DETROIT -- U.S. new vehicle sales rebounded slightly last year from 2020's dismal numbers, but forecasters expect them to be more than 2 million below the years before the coronavirus pandemic.
The reason? Although there are plenty of customers who want to buy new vehicles at hefty prices, there still aren't enough computer chips available for the industry to fully crank up its factories. So supplies are short, prices are high, and many customers can't get what they want.
“Demand is not off at all,” said Michelle Krebs, executive analyst for Cox Automotive. “What is off is sales, because the inventory doesn't exist.”
Cox expects 2021 sales to be 14.9 million vehicles, up 2.5% from 2020, the year the pandemic hit the U.S. and forced the industry to shut down for eight weeks. But over the five years before the pandemic, sales averaged 17.3 million.
Among the hardest hit by the chip shortage was General Motors, which was unseated by Toyota last year as the nation's top-selling automaker for the first time.
GM on Tuesday reported that last year's U.S. sales fell nearly 13% from 2020 levels to just over 2.2 million. Toyota, on the other hand, saw its sales rise 10.4% to just over 2.3 million.
Like other automakers, GM was forced to temporarily close factories during the year as it struggled to get semiconductors, especially early in the year. Krebs said she isn’t sure if GM will be able to unseat Toyota this year because Toyota has managed the chip shortage better and has a faster distribution.
GM diverted limited chip supplies to higher-margin pickup trucks and full-size SUVs, boosting the company's bottom line, spokesman Jim Cain said. Early last year, GM forecast pretax earnings of $10 billion to $11 billion, but expects to finish the year around $14 billion, he said.
The company, Cain said, expects the chip shortage to ease this year, with more available in the second half of the year.
Among other automakers reporting full-year sales numbers were Honda, with an 8.9% increase, and Hyundai, which saw an 18.6% jump.

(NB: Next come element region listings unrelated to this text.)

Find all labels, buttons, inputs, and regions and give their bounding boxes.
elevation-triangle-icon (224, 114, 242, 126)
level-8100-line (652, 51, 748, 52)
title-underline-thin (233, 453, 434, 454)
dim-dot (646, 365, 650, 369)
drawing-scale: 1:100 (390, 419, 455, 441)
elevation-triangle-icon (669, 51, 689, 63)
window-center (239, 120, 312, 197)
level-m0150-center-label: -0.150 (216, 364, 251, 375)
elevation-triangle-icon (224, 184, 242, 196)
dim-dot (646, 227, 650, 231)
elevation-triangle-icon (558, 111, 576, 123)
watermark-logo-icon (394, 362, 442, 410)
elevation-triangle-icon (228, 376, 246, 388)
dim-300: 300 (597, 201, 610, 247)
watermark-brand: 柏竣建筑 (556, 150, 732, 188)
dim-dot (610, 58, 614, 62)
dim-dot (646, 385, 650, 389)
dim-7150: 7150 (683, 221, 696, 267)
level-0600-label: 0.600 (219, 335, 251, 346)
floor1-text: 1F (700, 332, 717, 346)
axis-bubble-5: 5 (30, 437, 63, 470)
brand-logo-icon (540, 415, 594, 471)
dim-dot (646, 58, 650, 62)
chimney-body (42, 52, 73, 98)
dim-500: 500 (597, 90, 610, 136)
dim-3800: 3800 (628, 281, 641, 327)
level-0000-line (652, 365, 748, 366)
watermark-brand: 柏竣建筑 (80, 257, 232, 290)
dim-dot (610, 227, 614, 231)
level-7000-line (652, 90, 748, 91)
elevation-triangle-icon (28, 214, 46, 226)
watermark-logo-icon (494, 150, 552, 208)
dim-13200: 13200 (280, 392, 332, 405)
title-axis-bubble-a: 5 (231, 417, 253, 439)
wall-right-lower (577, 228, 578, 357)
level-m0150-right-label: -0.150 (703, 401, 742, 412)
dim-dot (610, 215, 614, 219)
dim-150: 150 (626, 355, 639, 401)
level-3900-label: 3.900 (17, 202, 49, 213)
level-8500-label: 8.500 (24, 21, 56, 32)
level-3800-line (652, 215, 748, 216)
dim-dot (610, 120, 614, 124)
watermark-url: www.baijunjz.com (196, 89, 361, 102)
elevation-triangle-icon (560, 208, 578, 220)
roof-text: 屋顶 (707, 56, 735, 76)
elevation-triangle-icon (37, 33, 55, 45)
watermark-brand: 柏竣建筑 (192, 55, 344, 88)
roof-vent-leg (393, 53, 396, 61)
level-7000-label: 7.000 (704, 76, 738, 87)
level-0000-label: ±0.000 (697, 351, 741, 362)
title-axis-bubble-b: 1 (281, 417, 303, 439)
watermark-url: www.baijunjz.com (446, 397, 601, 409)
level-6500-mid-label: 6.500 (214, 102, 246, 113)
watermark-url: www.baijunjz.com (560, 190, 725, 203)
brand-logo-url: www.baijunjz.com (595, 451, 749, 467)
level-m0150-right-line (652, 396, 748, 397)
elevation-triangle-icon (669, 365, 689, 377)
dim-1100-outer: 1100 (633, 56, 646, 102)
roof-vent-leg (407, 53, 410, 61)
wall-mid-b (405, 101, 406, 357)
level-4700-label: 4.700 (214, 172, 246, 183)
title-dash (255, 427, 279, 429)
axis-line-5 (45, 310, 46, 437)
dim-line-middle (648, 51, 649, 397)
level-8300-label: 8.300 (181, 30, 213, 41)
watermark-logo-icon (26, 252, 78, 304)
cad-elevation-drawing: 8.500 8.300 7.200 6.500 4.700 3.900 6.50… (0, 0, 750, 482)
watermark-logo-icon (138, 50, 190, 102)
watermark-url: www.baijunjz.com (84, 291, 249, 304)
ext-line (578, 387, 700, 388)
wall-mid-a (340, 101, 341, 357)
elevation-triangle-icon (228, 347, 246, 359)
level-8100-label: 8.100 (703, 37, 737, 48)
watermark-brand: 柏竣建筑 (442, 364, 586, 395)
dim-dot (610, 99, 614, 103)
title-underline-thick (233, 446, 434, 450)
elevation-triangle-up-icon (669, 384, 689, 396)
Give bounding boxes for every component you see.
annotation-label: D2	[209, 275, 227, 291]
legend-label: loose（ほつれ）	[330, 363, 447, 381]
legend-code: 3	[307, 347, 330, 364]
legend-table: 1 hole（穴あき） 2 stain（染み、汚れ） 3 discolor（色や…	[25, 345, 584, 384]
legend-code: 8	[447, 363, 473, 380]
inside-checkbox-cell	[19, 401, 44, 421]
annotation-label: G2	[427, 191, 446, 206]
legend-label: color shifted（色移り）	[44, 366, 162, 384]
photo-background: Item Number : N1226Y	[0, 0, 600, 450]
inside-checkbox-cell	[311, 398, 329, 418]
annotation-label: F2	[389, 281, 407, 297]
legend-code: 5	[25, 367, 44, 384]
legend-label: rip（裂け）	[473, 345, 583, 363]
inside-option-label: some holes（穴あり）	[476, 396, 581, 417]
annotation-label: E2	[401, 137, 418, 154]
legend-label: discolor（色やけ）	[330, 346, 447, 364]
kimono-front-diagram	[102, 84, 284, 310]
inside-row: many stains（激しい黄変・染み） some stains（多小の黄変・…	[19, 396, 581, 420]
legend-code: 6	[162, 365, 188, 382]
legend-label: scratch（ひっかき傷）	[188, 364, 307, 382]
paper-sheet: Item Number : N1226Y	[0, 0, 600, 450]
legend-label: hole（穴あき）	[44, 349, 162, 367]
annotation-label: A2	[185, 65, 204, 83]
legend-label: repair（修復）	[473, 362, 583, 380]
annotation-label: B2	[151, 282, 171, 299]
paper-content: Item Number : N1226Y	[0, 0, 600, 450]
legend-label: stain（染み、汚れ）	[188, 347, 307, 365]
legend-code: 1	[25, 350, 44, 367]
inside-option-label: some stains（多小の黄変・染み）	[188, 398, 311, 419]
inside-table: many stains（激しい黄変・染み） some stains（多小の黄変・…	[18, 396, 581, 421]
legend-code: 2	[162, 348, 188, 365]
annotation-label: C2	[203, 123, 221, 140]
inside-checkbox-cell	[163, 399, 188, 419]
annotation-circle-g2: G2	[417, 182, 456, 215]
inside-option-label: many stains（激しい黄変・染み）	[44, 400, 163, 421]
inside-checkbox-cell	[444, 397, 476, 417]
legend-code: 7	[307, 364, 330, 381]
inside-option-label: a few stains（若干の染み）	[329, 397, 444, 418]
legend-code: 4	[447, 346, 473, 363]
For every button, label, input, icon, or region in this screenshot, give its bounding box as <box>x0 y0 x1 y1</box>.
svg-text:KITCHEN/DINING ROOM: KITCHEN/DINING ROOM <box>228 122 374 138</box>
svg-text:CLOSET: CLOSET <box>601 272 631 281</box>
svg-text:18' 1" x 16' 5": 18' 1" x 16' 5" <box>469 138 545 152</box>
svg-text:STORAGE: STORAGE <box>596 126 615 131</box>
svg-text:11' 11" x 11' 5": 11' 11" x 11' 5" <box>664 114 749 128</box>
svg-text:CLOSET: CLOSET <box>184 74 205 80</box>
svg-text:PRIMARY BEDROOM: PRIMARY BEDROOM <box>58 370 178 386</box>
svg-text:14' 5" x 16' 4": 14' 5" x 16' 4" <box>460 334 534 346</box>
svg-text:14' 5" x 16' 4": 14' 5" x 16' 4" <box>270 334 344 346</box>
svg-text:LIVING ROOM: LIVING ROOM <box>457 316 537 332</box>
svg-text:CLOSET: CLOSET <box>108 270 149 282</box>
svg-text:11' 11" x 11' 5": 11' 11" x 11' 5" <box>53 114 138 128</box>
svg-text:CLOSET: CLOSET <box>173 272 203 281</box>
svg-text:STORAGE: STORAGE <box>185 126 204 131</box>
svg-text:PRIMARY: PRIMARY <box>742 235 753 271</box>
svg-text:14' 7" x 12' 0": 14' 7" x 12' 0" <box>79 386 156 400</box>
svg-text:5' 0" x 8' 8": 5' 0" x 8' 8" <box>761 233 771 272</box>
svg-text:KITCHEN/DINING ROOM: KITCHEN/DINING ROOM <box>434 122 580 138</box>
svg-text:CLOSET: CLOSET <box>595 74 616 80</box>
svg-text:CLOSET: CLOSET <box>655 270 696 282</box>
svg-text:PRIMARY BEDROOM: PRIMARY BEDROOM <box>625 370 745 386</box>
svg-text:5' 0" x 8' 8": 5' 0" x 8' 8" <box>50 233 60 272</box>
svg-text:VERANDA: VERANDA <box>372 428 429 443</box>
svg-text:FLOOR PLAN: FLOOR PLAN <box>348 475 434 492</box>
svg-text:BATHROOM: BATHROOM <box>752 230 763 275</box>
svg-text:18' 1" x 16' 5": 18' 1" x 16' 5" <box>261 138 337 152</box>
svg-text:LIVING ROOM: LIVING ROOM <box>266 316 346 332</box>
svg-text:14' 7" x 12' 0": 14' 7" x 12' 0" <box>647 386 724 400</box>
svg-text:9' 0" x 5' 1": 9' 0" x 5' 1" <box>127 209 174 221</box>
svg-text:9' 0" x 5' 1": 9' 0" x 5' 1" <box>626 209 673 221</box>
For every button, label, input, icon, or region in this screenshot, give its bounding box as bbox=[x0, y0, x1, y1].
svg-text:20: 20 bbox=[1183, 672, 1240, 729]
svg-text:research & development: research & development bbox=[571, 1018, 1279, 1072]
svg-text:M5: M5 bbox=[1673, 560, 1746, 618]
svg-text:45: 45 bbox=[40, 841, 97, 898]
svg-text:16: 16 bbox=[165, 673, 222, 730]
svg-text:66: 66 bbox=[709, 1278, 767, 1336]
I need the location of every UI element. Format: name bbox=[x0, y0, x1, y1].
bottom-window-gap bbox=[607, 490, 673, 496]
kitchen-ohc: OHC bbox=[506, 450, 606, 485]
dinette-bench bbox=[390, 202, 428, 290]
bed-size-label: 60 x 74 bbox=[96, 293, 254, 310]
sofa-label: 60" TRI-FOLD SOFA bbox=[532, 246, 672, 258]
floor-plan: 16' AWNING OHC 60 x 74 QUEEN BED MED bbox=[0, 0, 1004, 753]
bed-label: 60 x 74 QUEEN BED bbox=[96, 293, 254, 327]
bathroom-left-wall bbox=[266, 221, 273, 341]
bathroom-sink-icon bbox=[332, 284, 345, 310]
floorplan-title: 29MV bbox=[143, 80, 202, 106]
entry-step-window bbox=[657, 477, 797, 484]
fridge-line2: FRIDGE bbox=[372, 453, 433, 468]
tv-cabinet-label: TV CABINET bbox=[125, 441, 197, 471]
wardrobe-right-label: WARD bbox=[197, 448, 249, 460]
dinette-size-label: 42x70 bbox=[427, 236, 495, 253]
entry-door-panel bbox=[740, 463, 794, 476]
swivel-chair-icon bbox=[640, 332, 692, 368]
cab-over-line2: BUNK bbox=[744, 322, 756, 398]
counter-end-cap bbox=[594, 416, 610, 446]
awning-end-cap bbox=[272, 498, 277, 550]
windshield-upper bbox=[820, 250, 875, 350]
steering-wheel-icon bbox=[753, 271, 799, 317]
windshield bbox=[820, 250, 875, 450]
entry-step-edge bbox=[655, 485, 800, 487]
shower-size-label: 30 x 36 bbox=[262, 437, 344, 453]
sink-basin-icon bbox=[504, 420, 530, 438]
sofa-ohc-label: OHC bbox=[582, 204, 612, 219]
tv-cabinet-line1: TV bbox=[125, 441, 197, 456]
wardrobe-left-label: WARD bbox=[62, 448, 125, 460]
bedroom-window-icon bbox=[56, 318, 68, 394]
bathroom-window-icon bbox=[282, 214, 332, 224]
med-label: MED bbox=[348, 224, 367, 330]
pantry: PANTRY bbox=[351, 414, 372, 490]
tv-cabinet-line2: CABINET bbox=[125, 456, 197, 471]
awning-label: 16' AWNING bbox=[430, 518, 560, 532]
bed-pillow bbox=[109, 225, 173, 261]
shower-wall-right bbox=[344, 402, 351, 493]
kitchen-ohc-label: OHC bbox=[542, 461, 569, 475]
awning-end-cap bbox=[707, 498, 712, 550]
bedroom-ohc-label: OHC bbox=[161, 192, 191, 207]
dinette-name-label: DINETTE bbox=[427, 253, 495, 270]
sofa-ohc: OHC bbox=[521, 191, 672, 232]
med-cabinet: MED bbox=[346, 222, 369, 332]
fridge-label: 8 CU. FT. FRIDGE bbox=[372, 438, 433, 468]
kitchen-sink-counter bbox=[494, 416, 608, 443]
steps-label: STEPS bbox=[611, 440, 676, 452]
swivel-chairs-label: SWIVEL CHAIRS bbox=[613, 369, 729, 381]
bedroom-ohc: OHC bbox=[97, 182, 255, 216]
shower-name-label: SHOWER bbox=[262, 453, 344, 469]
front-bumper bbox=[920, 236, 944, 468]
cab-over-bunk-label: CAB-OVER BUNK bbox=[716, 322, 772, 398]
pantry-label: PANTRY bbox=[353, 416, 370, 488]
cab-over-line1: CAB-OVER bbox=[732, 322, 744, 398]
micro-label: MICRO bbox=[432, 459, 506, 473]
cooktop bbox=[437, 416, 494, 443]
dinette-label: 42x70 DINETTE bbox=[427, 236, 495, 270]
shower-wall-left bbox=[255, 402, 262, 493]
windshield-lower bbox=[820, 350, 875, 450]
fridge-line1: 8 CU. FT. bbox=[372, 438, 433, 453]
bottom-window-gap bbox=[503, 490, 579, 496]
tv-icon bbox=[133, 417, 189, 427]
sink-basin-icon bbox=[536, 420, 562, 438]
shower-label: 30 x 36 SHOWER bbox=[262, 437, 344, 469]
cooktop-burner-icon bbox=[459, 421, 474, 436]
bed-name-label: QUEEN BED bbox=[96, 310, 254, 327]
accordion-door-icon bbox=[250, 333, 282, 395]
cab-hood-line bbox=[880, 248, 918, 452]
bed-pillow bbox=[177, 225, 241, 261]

Analysts and industry executives say although chip supplies are improving, its not certain when they'll get back to pre-pandemic levels. The average gas-powered vehicle has about 1,000 chips, and electric vehicles can have more than double that number.
IHS Markit analyst Phil Amsrud, who follows automotive chips, said supplies won't improve immediately.
“We're seeing 2022 as being an improvement over 2021, but it's not going to start January third or fourth,” he said, adding that the second half should be better than the first.
There are signs that the number of vehicles on dealer lots is growing, though. It rose to more than 1 million last month for the first time since August, Krebs said. But that's still 1.5 million below 2020 and 2.5 million fewer than in 2019.
Cox is predicting that U.S. new vehicle sales sales will increase by more than 1 million this year, to around 16 million.
Amsrud attributed the vehicle inventory growth more to automakers managing the chip shortage better, rather than any dramatic growth in chip supplies. Many have diverted the chips they get to more expensive models with higher profit margins.
Because of strong demand and low supplies, J.D. Power says the average new vehicle price rose to $45,743 in December, 20% higher than a year ago and the first time it finished above $45,000.
Sedans definitely aren't driving demand for new vehicles. J.D. Power reports that SUVs and pickup trucks accounted for a record 80.2% of new vehicle sales in December.